Newsjacking works like this. You monitor news websites in real-time and share an up-to-date story with your audience (this can be on your blog or website, or social media channels). Rather than simply sharing the story, you comment on it, ask a question, tie it in to your audience, or otherwise add something to it.
There’s a bonus for everyone involved. You get great content for your readers. You also get the momentum of the news stories you shared, which means more people will find your site through searches. You appear to be an expert in your niche. For your audience, they get relevant news stories presented to them from various sources in one place – from you.
What to Share
The ‘news’ you share can be anything. It doesn’t have to be a story from BBC. It could be a blog post, a video on YouTube, an entire Kindle book, an infographic, etc. What matters is that it’s relevant to your audience. No matter what you’re sharing, it has to be something they’re really into.
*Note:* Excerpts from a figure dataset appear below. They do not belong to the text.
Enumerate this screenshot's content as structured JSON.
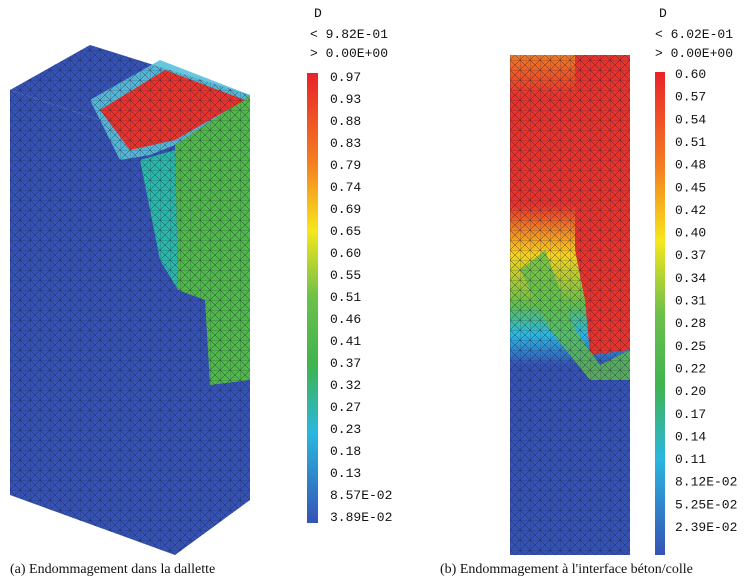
{
  "panels": [
    {
      "legend_title": "D",
      "max_label": "< 9.82E-01",
      "min_label": "> 0.00E+00",
      "scale_labels": [
        "0.97",
        "0.93",
        "0.88",
        "0.83",
        "0.79",
        "0.74",
        "0.69",
        "0.65",
        "0.60",
        "0.55",
        "0.51",
        "0.46",
        "0.41",
        "0.37",
        "0.32",
        "0.27",
        "0.23",
        "0.18",
        "0.13",
        "8.57E-02",
        "3.89E-02"
      ],
      "caption": "(a) Endommagement dans la dallette"
    },
    {
      "legend_title": "D",
      "max_label": "< 6.02E-01",
      "min_label": "> 0.00E+00",
      "scale_labels": [
        "0.60",
        "0.57",
        "0.54",
        "0.51",
        "0.48",
        "0.45",
        "0.42",
        "0.40",
        "0.37",
        "0.34",
        "0.31",
        "0.28",
        "0.25",
        "0.22",
        "0.20",
        "0.17",
        "0.14",
        "0.11",
        "8.12E-02",
        "5.25E-02",
        "2.39E-02"
      ],
      "caption": "(b) Endommagement à l'interface béton/colle"
    }
  ]
}
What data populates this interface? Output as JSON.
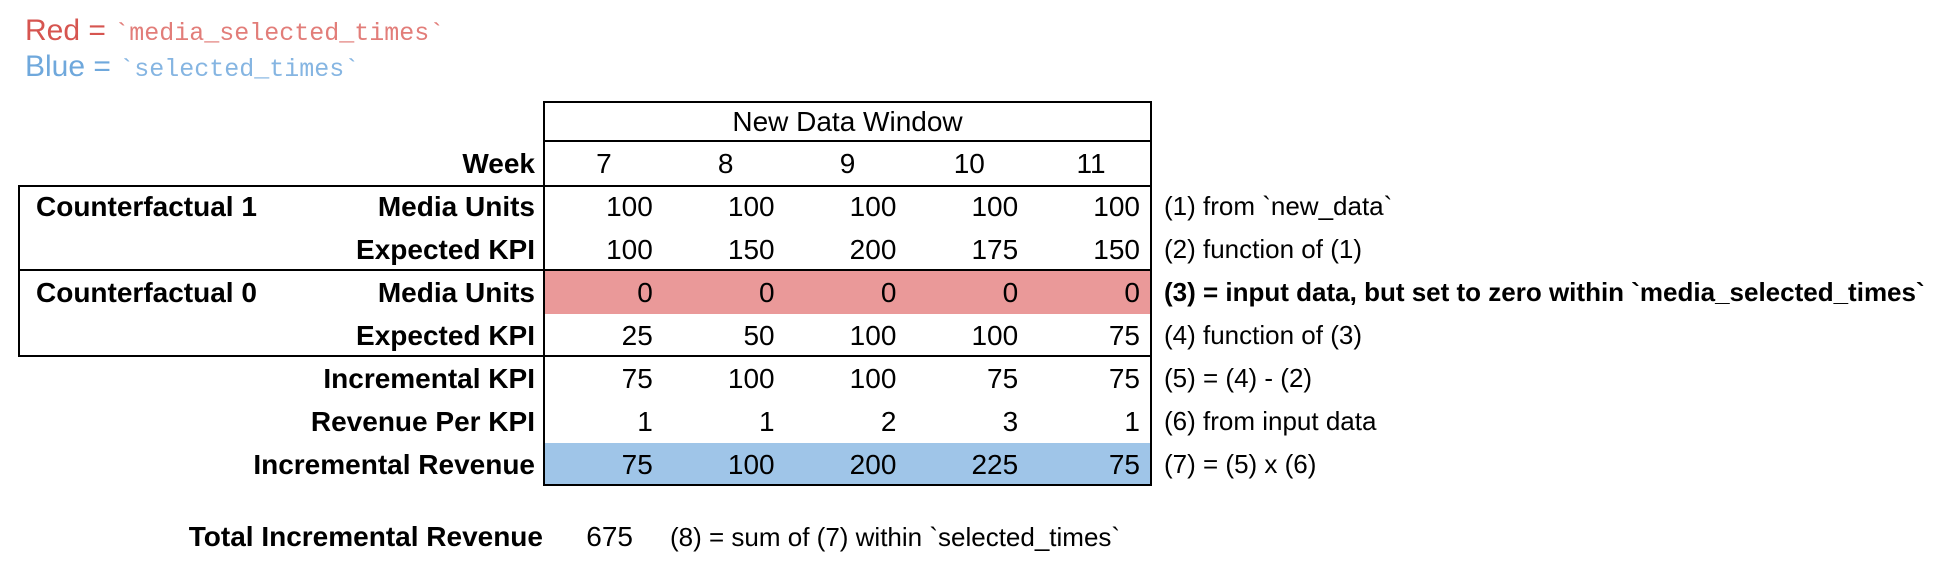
{
  "legend": {
    "red_prefix": "Red = ",
    "red_code": "`media_selected_times`",
    "blue_prefix": "Blue = ",
    "blue_code": "`selected_times`"
  },
  "table": {
    "header": "New Data Window",
    "week_label": "Week",
    "weeks": [
      "7",
      "8",
      "9",
      "10",
      "11"
    ],
    "rows": [
      {
        "group": "Counterfactual 1",
        "label": "Media Units",
        "values": [
          "100",
          "100",
          "100",
          "100",
          "100"
        ],
        "note": "(1) from `new_data`",
        "fill": "",
        "note_bold": false
      },
      {
        "group": "",
        "label": "Expected KPI",
        "values": [
          "100",
          "150",
          "200",
          "175",
          "150"
        ],
        "note": "(2) function of (1)",
        "fill": "",
        "note_bold": false
      },
      {
        "group": "Counterfactual 0",
        "label": "Media Units",
        "values": [
          "0",
          "0",
          "0",
          "0",
          "0"
        ],
        "note": "(3) = input data, but set to zero within `media_selected_times`",
        "fill": "red",
        "note_bold": true
      },
      {
        "group": "",
        "label": "Expected KPI",
        "values": [
          "25",
          "50",
          "100",
          "100",
          "75"
        ],
        "note": "(4) function of (3)",
        "fill": "",
        "note_bold": false
      },
      {
        "group": "",
        "label": "Incremental KPI",
        "values": [
          "75",
          "100",
          "100",
          "75",
          "75"
        ],
        "note": "(5) = (4) - (2)",
        "fill": "",
        "note_bold": false
      },
      {
        "group": "",
        "label": "Revenue Per KPI",
        "values": [
          "1",
          "1",
          "2",
          "3",
          "1"
        ],
        "note": "(6) from input data",
        "fill": "",
        "note_bold": false
      },
      {
        "group": "",
        "label": "Incremental Revenue",
        "values": [
          "75",
          "100",
          "200",
          "225",
          "75"
        ],
        "note": "(7) = (5) x (6)",
        "fill": "blue",
        "note_bold": false
      }
    ]
  },
  "summary": {
    "label": "Total Incremental Revenue",
    "value": "675",
    "note": "(8) = sum of (7) within `selected_times`"
  },
  "colors": {
    "red_text": "#d65550",
    "red_code_text": "#e27d79",
    "blue_text": "#6fa8dc",
    "blue_code_text": "#85b5e2",
    "red_fill": "#ea9999",
    "blue_fill": "#9fc5e8",
    "border": "#000000"
  }
}
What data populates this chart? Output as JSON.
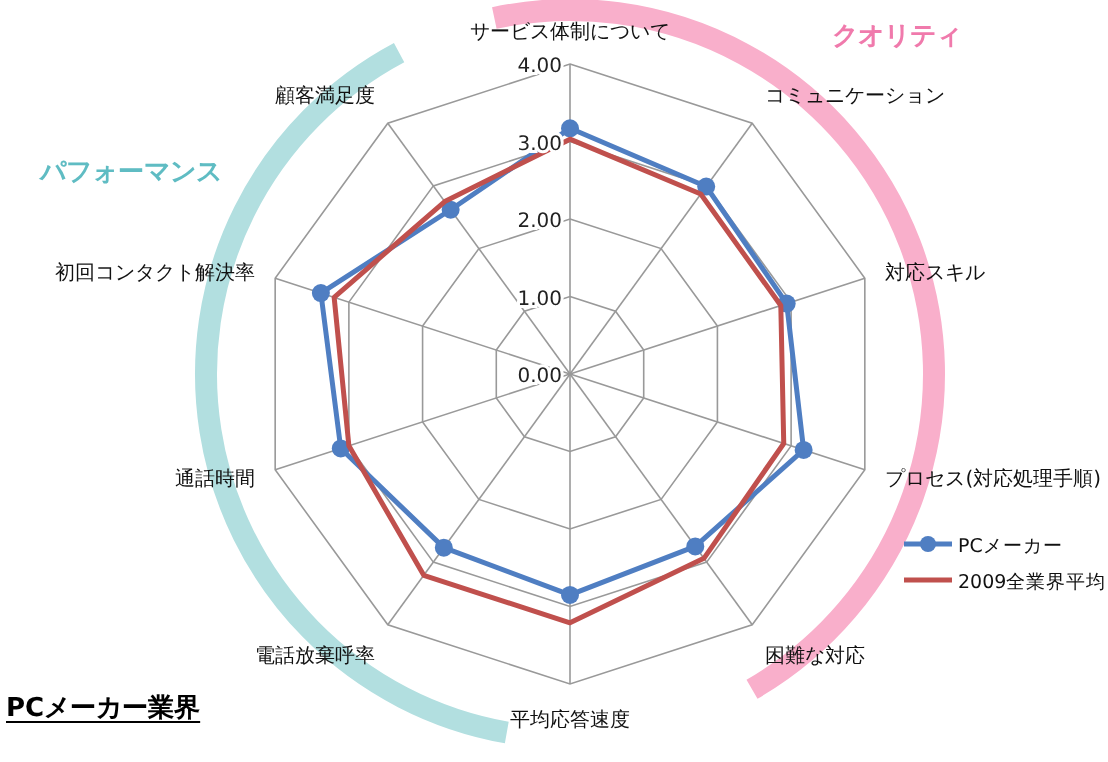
{
  "chart_data": {
    "type": "radar",
    "title": "PCメーカー業界",
    "categories": [
      "サービス体制について",
      "コミュニケーション",
      "対応スキル",
      "プロセス(対応処理手順)",
      "困難な対応",
      "平均応答速度",
      "電話放棄呼率",
      "通話時間",
      "初回コンタクト解決率",
      "顧客満足度"
    ],
    "series": [
      {
        "name": "PCメーカー",
        "color": "#4f7ec2",
        "marker": "circle",
        "values": [
          3.17,
          2.99,
          2.94,
          3.17,
          2.75,
          2.85,
          2.77,
          3.11,
          3.38,
          2.62
        ]
      },
      {
        "name": "2009全業界平均",
        "color": "#c0504d",
        "marker": "none",
        "values": [
          3.03,
          2.87,
          2.86,
          2.9,
          2.94,
          3.21,
          3.21,
          3.0,
          3.2,
          2.75
        ]
      }
    ],
    "ylim": [
      0,
      4
    ],
    "yticks": [
      {
        "value": 0,
        "label": "0.00"
      },
      {
        "value": 1,
        "label": "1.00"
      },
      {
        "value": 2,
        "label": "2.00"
      },
      {
        "value": 3,
        "label": "3.00"
      },
      {
        "value": 4,
        "label": "4.00"
      }
    ],
    "grid": true,
    "legend": "right",
    "annotations": [
      "クオリティ",
      "パフォーマンス"
    ]
  }
}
The way to find good content to share is to stay tuned. Find news channels, subscribe to feeds, and search the web to see what’s going on right now. A good way to do this is to set alerts based around specific keywords. As soon as something new appears online that’s related to those keywords, you can check it out and share.
The content you share doesn’t have to be exactly related to your niche. You just need to be able to make a connection. That’s the important part. For example, if your audience is made up of American expats, you shouldn’t only look for strictly expat-related news. A breaking story about new airlines offering cheap international flights would be a great story to share. Tell them how this will impact them, making it easier for them to visit home or travel elsewhere.
Sharing in Real-Time
In order to newsjack successfully, you need to be quick and on the ball. You not only have to find stories but also write about them quickly and accurately. You need to ‘translate’ it for your audience, explaining its relevance, and do it as soon as possible before they see the story elsewhere.
Injecting your own ideas and opinions is what gets you status as an expert. Use your writing to spark a discussion and you’ll engage your readers with the news you share.
There’s just one thing to keep in mind – in some cases, newsjacking around sensitive stories can appear sleazy. Lots of companies tried to capitalize on stories about Hurricane Sandy. One was Gap, which jacked the hashtag #sandy to get more search traffic. Keep in mind that a good number of your fans know exactly what you’re doing when you share stories. Keep it ethical.